愛知県は2日、南海トラフ巨大地震に関する独自の被害予測を12年ぶりに改定し、公表した。最悪のシナリオでは、県内の死者数が約2万7千人に達する見込みである。これは、揺れによって河川や海岸の堤防が破壊されることを前提としたため、国が昨年3月に発表した想定よりも約8千人多い数字となっている。
震度分布と被害の詳細
県の発表によると、千年に一度の発生頻度とされるマグニチュード(M)9クラスの地震が発生した場合、県内の広範囲で震度6強以上が観測され、沿岸部を中心に震度7の地域が広がる。建物の全壊・焼失は最大で約36万7千棟に上り、そのうち揺れによる全壊が約6割を占めると推定される。
津波の影響
静岡県と隣接する豊橋市では、地震発生から6分後に30センチの津波が到達する見込み。

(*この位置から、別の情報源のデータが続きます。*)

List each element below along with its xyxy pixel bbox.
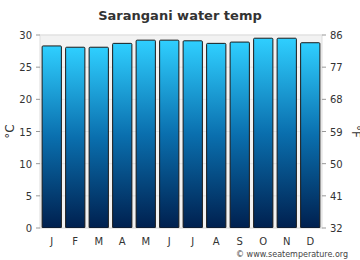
x-tick-label: F (72, 236, 78, 247)
y-tick-label: 15 (19, 127, 32, 138)
y2-tick-label: 86 (330, 30, 343, 41)
x-tick-label: A (119, 236, 126, 247)
y-tick (36, 228, 40, 229)
y2-tick (322, 99, 326, 100)
x-tick-label: D (306, 236, 314, 247)
y2-tick-label: 77 (330, 62, 343, 73)
y-tick-label: 20 (19, 94, 32, 105)
x-tick-label: M (141, 236, 150, 247)
y2-tick-label: 41 (330, 191, 343, 202)
source: © www.seatemperature.org (236, 250, 348, 259)
y2-tick-label: 68 (330, 94, 343, 105)
x-tick-label: N (283, 236, 290, 247)
y-tick-label: 25 (19, 62, 32, 73)
bar (136, 40, 155, 228)
y-tick-label: 30 (19, 30, 32, 41)
bars (42, 38, 320, 228)
bar (277, 38, 296, 228)
y2-tick (322, 67, 326, 68)
y-tick (36, 67, 40, 68)
y-tick (36, 131, 40, 132)
y2-axis-label: °F (349, 125, 360, 138)
y2-tick (322, 35, 326, 36)
y-tick-label: 0 (26, 223, 32, 234)
x-tick-label: S (237, 236, 243, 247)
y2-tick (322, 228, 326, 229)
y-tick (36, 99, 40, 100)
y-tick (36, 35, 40, 36)
bar (89, 47, 108, 228)
title: Sarangani water temp (98, 8, 262, 23)
bar (113, 43, 132, 228)
y2-tick-label: 59 (330, 127, 343, 138)
x-tick-label: J (49, 236, 53, 247)
bar (160, 40, 179, 228)
x-tick-label: J (167, 236, 171, 247)
grid-line (40, 35, 322, 36)
bar (301, 43, 320, 228)
y2-tick (322, 163, 326, 164)
bar (254, 38, 273, 228)
x-tick-label: M (94, 236, 103, 247)
x-tick-label: A (213, 236, 220, 247)
bar (230, 42, 249, 228)
bar (66, 47, 85, 228)
y-tick (36, 163, 40, 164)
x-tick-label: J (190, 236, 194, 247)
bar (42, 46, 61, 228)
chart: Sarangani water temp 0 5 10 15 20 25 30 32 41 50 59… (0, 0, 360, 260)
y-tick-label: 5 (26, 191, 32, 202)
y2-tick (322, 195, 326, 196)
bar (207, 43, 226, 228)
y2-tick (322, 131, 326, 132)
x-tick-label: O (259, 236, 267, 247)
y2-tick-label: 50 (330, 159, 343, 170)
y2-tick-label: 32 (330, 223, 343, 234)
plot-area (40, 35, 322, 228)
y-axis-label: °C (3, 124, 17, 138)
y-tick-label: 10 (19, 159, 32, 170)
bar (183, 41, 202, 228)
y-tick (36, 195, 40, 196)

最大の津波高は、渥美半島に位置する田原市で20メートルを超えると予想される。浸水および津波による死者は最大で約1万4千人と試算された。
過去の地震に基づく予測
愛知県は、宝永地震(1707年、M8.6)など過去に南海トラフで発生した地震を基にした予測も同時に発表した。この予測では、死者は約5300人、災害関連死は約3300人から8400人と推計されている。
経済的影響
自動車産業が集積する愛知県は、東京都に次ぐ全国第2位の経済規模を誇る。今回の想定では、復旧に必要な直接的な経済被害は19兆4000億円、生産額の低下による間接的な被害は3兆4000億円に達する。東海道新幹線については、地震の揺れによって復旧までに1週間から1カ月を要する可能性があると見込まれている。
調査の背景
今回の被害予測は、国の見直しに合わせて実施されたもので、地盤・地形、人口などの最新データを用いて調査が行われた。